A nurse who has not milk enough is apt to imagine that this defect may be supplied by giving the child wines, cordial waters, or other strong liquors. This is an egregious mistake. The only thing that has any chance to supply the place of the nurse’s milk, must be somewhat nearly of the same quality, as cow’s milk, ass’s milk, or beef tea, with good bread. It never can be done by the help of strong liquors. These, instead of nourishing an infant, never fail to produce the contrary effect.

Children are often hurt by nurses suffering them to cry long and vehemently. This strains their tender bodies, and frequently occasions ruptures, inflammations of the throat, lungs, &c. A child never continues to cry long without some cause, which might always be discovered by proper attention; and the nurse who can hear an infant cry till it has almost spent itself, without endeavouring to please it, must be cruel indeed, and is unworthy to be intrusted with the care of an human creature.

Nurses who deal much in medicine are always to be suspected. They trust to it, and neglect their duty. I never knew a good nurse who had her Godfrey’s cordials, Daffy’s elixirs, &c. at hand. Such generally imagine, that a dose of medicine will make up for all defects in food, air, exercise, and cleanliness. By errors of this kind, I will venture to say, that one half the children who die annually in London lose their lives.

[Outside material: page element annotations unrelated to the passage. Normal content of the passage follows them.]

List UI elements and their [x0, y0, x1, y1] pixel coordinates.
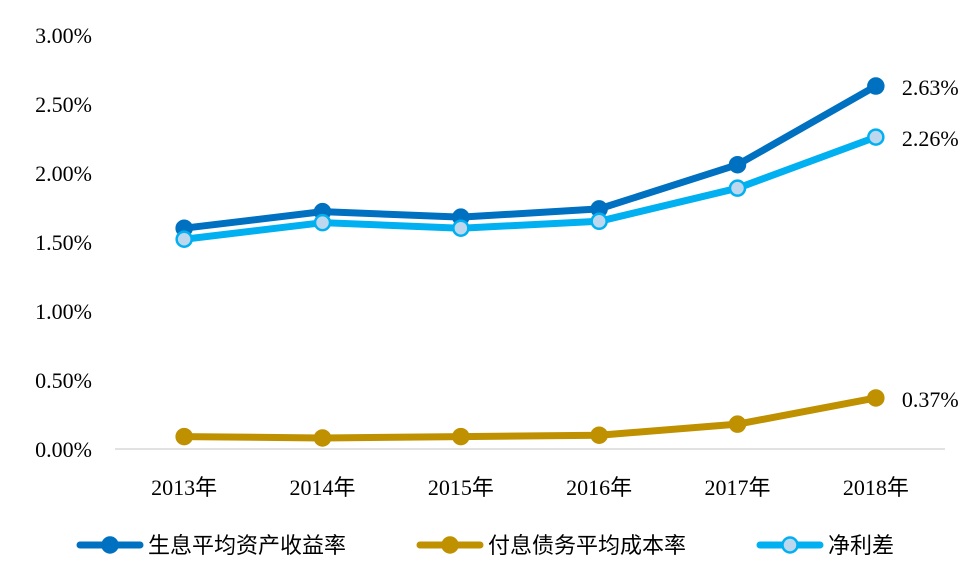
- y-tick-label: 0.00%: [35, 437, 92, 462]
- data-label: 0.37%: [902, 387, 959, 412]
- legend-label: 付息债务平均成本率: [488, 534, 686, 559]
- data-point: [313, 429, 332, 447]
- x-tick-label: 2013年: [151, 475, 217, 500]
- legend-entry: 付息债务平均成本率: [416, 534, 686, 559]
- series-line: [180, 82, 880, 232]
- y-tick-label: 0.50%: [35, 368, 92, 393]
- data-label: 2.63%: [902, 75, 959, 100]
- data-point: [313, 213, 332, 232]
- x-tick-label: 2014年: [289, 475, 355, 500]
- data-point: [452, 427, 470, 446]
- y-tick-label: 1.00%: [35, 299, 92, 324]
- data-point: [728, 179, 747, 197]
- legend-label: 净利差: [828, 534, 894, 559]
- series-line: [180, 133, 880, 243]
- legend-marker: [781, 536, 799, 554]
- y-axis-ticks: 0.00% 0.50% 1.00% 1.50% 2.00% 2.50% 3.00%: [35, 23, 92, 462]
- series-2: [175, 389, 885, 447]
- data-point: [867, 128, 885, 146]
- x-tick-label: 2018年: [843, 475, 909, 500]
- data-point: [728, 415, 747, 433]
- legend-entry: 净利差: [756, 534, 894, 559]
- x-tick-label: 2016年: [566, 475, 632, 500]
- data-point: [452, 219, 470, 237]
- legend-marker: [441, 536, 459, 554]
- data-point: [867, 389, 885, 407]
- series-3: [175, 128, 885, 248]
- data-point: [867, 77, 885, 95]
- series-1: [175, 77, 885, 237]
- legend-marker: [101, 536, 119, 554]
- legend-label: 生息平均资产收益率: [148, 534, 346, 559]
- y-tick-label: 2.50%: [35, 92, 92, 117]
- data-label: 2.26%: [902, 126, 959, 151]
- y-tick-label: 3.00%: [35, 23, 92, 48]
- data-point: [175, 230, 193, 248]
- x-tick-label: 2017年: [704, 475, 770, 500]
- y-tick-label: 1.50%: [35, 230, 92, 255]
- y-tick-label: 2.00%: [35, 161, 92, 186]
- data-point: [590, 212, 608, 231]
- data-point: [590, 426, 608, 444]
- series-group: [175, 77, 885, 447]
- data-labels: 2.63% 0.37% 2.26%: [902, 75, 959, 412]
- legend-entry: 生息平均资产收益率: [76, 534, 346, 559]
- series-line: [180, 394, 880, 442]
- legend: 生息平均资产收益率 付息债务平均成本率 净利差: [76, 534, 894, 559]
- data-point: [728, 155, 747, 174]
- data-point: [175, 427, 193, 446]
- x-axis-ticks: 2013年 2014年 2015年 2016年 2017年 2018年: [151, 475, 909, 500]
- x-tick-label: 2015年: [428, 475, 494, 500]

Allowing children to continue long wet, is another very pernicious custom of indolent nurses. This is not only disagreeable, but it galls and frets the infant, and by relaxing the solids, occasions scrophulas, rickets, and other diseases. A dirty nurse is always to be suspected.

Nature often attempts to free the bodies of children from bad humours, by throwing them upon the skin: by this means fevers and other diseases are prevented. Nurses are apt to mistake such critical eruptions for an itch, or some other infectious disorder. Accordingly they take every method to drive them in. In this way many children lose their lives; and no wonder, as Nature is opposed in the very method she takes to relieve them. It ought to be a rule, which every nurse should observe, never to stop any eruption without proper advice, or being well assured that it is not of a critical nature. At any rate, it is never to be done without previous evacuations.

Loose stools is another method by which Nature often prevents or carries off the diseases of infants. If these proceed too far, no doubt they ought to be checked; but this is never to be done without the greatest caution. Nurses, upon the first appearance of loose stools, frequently fly to the use of astringents, or such things as bind the body. Hence inflammatory fevers, and other fatal diseases, are occasioned. A dose of rhubarb, a gentle vomit, or some other evacuation, should always precede the use of astringent medicines.

One of the greatest faults of nurses is, concealing the diseases of children from their parents. This they are extremely ready to do, especially when the disease is the effect of their own negligence. Many instances might be given of persons who have been rendered lame for life by a fall from their nurse’s arms, which she, through fear, concealed till the misfortune was past cure. Every parent who intrusts a nurse with the care of a child, ought to give her the strictest charge not to conceal the most trifling disorder or misfortune that may befal it.

We can see no reason why a nurse, who conceals any misfortune which happens to a child under her care, till it loses its life or limbs, should not be punished. A few examples of this would save the lives of many infants; but as there is little reason to expect that it ever will be the case, we would earnestly recommend it to all parents to look carefully after their children, and not to trust so valuable a treasure entirely in the hands of an hireling.

No person ought to imagine these things unworthy of his attention. On the proper management of children depend not only their health and usefulness in life, but likewise the safety and prosperity of the state to which they belong. Effeminacy ever will prove the ruin of any state where it prevails; and, when its foundations are laid in infancy, it can never afterwards be wholly eradicated. Parents who love their offspring, and wish well to their country, ought therefore, in the management of their children, to avoid every thing that may have a tendency to make them weak or effeminate, and to take every method in their power to render their constitutions strong and hardy.